One stepped forward, out of the crowd, and walked towards us. He didn’t look any different from the others. He stopped a polite distance away, but didn’t bow to me, or to Molly. His gaze was steady, and he didn’t smile at all.

“Have we met before?” I said.

“In a sense,” said the generic man. His voice was entirely characterless, like his blurred face. “I know you, Shaman Bond. I remember you. I remember everything you said, to every one of us. When you speak to one of us, you speak to all of us. What one of us knows, we all know. We see everything, we hear everything.”

“Just like the Shadow Bank,” I said. It was meant as a joke, but the moment the words left my mouth I was shaken by a sudden, awful insight. I could feel my jaw drop before I quickly took control of myself, and glared at the generic spokesman. “Oh my God . . . This is the home world of the Shadow Bank. And you live here . . . which means you are the Shadow Bank! You run the Shadow Bank!”

“What?” said Molly. “Oh come on, you have got to be kidding!”

“We were made to serve,” said the generic spokesman. “So long ago, no one here now remembers by whom, or why, or what for. It doesn’t matter. They are long gone. We were left alone here for a long time, just keeping the machinery going, replacing our numbers through the factory farms . . . but fading away through lack of purpose . . . until the original founders of the Shadow Bank came here and found us. Entirely by accident, as I understand. We needed someone to serve; we needed meaningful work to give our existence purpose; so we accepted them as our new masters. And they set us to work, to run their Games for them. Efficiently.

“Later, they brought us into the Shadow Bank, to run that efficiently. Because already the Bank was becoming too big and too complicated for its human managers to cope with. It didn’t take us long to realise that the most efficient way to run the Shadow Bank was to remove the human element, which got in the way of true efficiency. So we removed them and took control. It was the logical solution.”

“What did you do with all the bodies?” said Molly.

“Oh, we didn’t kill them,” said the generic spokesman. “We recycled them. We made them into us.”

“How long ago did all this happen?” I said.

“Does it matter?” said the generic spokesman. “We run the Shadow Bank as it needs to be run. Successfully. For years. Many years. But no one else must ever know that. It is our belief that Humanity would not take well to discovering the truth about the inner workings of the Shadow Bank. They might want to change things, and we could not allow that. The proper running of the Shadow Bank gives us purpose, and reason for existence. We live to serve, and we serve the Shadow Bank. Therefore, Shaman Bond and Molly Metcalf, you cannot be allowed to tell anyone what you have learned.”

“How are you proposing to stop us?” I said. “You really think you can kill us?”

“No,” said the generic spokesman. “We propose to make you like us. And then you won’t want to tell anyone anything.”

“I’d rather die,” said Molly.

“That is, of course, your other option,” said the generic man.

I looked around. The generic army covered the grassy plains and hills for as far as I could see in any direction. Molly’s hands had clenched into fists at her sides. I could feel her magics whispering on the air around us, waiting to be unleashed.

“Never fought an entire army before,” I said. “Or at least, not without my armour, and my family to back me up.”

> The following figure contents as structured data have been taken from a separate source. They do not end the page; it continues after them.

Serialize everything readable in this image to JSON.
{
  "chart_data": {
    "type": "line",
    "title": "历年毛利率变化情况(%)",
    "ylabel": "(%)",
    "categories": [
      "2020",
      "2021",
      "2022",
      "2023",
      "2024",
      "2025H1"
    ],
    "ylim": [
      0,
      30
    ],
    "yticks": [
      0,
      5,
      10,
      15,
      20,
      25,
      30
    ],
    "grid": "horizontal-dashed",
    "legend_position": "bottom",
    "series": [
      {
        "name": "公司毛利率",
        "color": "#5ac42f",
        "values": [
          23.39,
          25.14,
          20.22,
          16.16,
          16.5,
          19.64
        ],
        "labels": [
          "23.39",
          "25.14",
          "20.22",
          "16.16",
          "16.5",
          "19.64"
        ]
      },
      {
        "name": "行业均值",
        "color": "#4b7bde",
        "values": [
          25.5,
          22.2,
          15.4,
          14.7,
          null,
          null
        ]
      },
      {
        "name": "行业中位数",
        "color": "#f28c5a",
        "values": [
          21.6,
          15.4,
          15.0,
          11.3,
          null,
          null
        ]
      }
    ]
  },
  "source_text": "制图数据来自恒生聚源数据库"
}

“I think we should retreat,” said Molly. “And come back with reinforcements. Heavily armed reinforcements.”

“You can’t leave,” said the generic spokesman. “We control all entrances and exits to our world.”

And sure enough, when I looked quickly behind me the dimensional door was gone. I looked quickly at Molly.

“Are you sure you can’t teleport us out of here?”

“Very sure,” said Molly. “We’re on a whole different world, remember? Quite possibly a whole different level of reality. I can’t trust my coordinates here. I mean, I’m good, Shaman, but reluctant as I am to admit it, I do have my limitations.”